Wie viel Eigenkapital beim Immobilienkauf sinnvoll ist

Wer eine Immobilie kaufen will, nimmt einen Kredit auf. Aber welche Rolle spielt dabei das Eigenkapital? Und wie viel sollte man angespart haben?

Egal, ob du dich für ein Haus oder eine Wohnung interessierst: In vielen Regionen in Deutschland sind die Preise in den vergangenen Jahren deutlich gestiegen. Das Geld für eine Immobilie haben jedoch nur wenige Menschen angespart. Darum nehmen Immobilienkäufer üblicherweise Kredite bei der Bank auf. Doch je höher er ist, desto höher ist in der Regel auch der Preis, der für die Hausfinanzierung in Form von Zinsen bezahlt werden muss. Darum sollte man vor dem Kauf einer Wohnung oder eines Hauses schon etwas Geld zurückgelegt haben. Das nennt man dann Eigenkapital.
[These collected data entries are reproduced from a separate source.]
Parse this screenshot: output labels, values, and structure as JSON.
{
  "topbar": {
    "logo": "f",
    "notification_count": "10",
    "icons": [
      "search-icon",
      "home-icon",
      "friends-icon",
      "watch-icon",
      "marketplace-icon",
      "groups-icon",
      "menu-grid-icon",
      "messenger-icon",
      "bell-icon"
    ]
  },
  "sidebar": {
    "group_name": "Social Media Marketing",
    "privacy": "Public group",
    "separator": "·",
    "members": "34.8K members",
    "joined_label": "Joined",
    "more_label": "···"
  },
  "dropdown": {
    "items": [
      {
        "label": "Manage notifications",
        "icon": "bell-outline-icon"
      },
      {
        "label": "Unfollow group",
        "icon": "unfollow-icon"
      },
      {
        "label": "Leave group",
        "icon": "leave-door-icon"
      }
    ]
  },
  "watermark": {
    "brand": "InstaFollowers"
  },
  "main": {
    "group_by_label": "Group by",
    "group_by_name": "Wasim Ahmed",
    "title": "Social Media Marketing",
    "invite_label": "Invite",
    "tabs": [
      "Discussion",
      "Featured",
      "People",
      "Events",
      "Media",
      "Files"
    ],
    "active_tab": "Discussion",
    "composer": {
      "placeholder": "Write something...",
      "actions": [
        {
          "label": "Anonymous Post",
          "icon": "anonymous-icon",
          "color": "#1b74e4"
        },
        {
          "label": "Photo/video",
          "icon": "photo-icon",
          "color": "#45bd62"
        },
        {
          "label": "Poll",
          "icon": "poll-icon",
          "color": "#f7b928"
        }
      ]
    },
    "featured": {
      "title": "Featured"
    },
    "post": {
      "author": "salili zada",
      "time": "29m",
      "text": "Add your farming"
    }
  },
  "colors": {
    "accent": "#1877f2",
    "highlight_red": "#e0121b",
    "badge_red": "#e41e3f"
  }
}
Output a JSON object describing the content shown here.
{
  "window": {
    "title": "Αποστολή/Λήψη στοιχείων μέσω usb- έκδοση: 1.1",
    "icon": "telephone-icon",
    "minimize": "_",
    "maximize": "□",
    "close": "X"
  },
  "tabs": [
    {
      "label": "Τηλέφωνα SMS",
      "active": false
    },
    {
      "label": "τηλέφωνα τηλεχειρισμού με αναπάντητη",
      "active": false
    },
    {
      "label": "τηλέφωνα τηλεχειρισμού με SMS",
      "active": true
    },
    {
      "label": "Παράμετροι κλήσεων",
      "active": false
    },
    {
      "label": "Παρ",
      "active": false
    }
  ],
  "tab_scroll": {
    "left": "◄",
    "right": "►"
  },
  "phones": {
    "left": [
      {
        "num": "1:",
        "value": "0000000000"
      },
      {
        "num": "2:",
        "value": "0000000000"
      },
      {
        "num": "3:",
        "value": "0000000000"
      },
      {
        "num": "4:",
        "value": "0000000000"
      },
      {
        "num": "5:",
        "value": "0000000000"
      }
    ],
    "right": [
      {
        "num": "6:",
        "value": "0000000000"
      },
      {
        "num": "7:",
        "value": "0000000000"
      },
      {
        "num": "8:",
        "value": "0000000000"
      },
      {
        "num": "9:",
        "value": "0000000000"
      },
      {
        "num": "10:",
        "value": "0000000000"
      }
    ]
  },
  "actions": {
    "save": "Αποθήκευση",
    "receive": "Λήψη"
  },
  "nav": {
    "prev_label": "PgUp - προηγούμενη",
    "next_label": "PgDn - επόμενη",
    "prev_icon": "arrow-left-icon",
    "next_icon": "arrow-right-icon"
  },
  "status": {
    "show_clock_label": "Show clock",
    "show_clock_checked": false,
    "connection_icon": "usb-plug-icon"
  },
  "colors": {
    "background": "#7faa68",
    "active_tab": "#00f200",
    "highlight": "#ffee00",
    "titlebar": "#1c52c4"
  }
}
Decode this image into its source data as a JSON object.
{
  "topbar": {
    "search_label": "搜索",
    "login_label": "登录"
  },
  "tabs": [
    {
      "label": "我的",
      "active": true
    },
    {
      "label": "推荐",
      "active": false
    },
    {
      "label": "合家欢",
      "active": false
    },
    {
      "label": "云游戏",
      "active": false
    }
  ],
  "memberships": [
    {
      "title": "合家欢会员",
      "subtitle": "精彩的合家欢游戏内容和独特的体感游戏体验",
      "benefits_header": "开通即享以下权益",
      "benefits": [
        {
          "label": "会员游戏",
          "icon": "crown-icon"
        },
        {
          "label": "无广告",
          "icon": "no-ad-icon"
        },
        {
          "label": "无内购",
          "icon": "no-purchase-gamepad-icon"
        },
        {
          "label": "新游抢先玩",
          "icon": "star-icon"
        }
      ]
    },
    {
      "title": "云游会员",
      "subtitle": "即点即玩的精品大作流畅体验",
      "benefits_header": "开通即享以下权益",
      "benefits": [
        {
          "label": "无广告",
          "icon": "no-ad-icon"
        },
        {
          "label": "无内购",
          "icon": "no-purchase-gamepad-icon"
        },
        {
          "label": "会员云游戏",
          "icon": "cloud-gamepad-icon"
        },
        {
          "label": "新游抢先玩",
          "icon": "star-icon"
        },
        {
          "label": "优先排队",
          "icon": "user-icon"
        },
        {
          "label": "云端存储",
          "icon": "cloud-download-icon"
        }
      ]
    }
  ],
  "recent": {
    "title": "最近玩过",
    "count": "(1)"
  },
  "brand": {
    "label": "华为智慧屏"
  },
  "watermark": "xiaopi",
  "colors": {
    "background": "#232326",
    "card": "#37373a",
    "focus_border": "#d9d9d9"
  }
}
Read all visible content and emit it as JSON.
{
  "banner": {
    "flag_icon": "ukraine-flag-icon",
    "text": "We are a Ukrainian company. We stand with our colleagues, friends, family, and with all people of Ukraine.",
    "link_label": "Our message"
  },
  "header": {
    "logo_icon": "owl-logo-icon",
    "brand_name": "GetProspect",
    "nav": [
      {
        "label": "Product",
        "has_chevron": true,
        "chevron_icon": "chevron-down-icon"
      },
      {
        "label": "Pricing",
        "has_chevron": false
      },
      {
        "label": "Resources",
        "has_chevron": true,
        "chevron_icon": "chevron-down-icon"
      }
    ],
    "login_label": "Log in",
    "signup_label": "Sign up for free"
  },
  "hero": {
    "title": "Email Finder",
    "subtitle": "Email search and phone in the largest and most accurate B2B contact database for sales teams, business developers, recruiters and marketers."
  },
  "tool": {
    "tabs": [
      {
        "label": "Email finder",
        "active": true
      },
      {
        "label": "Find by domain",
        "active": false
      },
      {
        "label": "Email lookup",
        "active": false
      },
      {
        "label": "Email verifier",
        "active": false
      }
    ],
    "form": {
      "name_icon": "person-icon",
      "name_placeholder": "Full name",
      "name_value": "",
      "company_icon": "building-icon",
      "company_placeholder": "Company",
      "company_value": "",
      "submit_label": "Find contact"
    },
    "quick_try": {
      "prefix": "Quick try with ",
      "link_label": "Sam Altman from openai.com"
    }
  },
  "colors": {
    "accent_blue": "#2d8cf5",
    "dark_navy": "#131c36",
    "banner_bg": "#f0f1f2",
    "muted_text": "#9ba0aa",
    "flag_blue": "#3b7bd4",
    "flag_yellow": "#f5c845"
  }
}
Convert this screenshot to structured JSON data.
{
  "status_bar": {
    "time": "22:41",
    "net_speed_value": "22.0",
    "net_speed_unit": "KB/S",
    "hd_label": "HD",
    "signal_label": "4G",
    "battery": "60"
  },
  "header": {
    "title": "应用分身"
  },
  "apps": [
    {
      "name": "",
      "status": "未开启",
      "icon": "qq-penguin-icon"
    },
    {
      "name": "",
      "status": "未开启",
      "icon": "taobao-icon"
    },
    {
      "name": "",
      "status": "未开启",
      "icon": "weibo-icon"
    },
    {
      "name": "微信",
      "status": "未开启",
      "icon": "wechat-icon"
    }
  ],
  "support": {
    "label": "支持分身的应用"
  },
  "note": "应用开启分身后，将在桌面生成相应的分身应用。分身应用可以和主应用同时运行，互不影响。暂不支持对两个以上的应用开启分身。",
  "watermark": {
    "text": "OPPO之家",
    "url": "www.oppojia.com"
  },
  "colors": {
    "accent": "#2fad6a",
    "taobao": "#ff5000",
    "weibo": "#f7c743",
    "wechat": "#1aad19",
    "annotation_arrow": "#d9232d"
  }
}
Wenn du einen Kredit aufnehmen willst, wird der Bankmitarbeiter dir viele Fragen stellen. Dabei geht es erstens um das Objekt: Was kostet die Immobilie? In welchem Zustand ist sie? Wie wird sich ihr Wert entwickeln? Zweitens geht es natürlich um deine finanzielle Situation: Wie hoch ist dein monatliches Einkommen? Wie viel gibst du regelmäßig aus? Und wie viel bleibt am Ende übrig, um einen Kredit abbezahlen zu können?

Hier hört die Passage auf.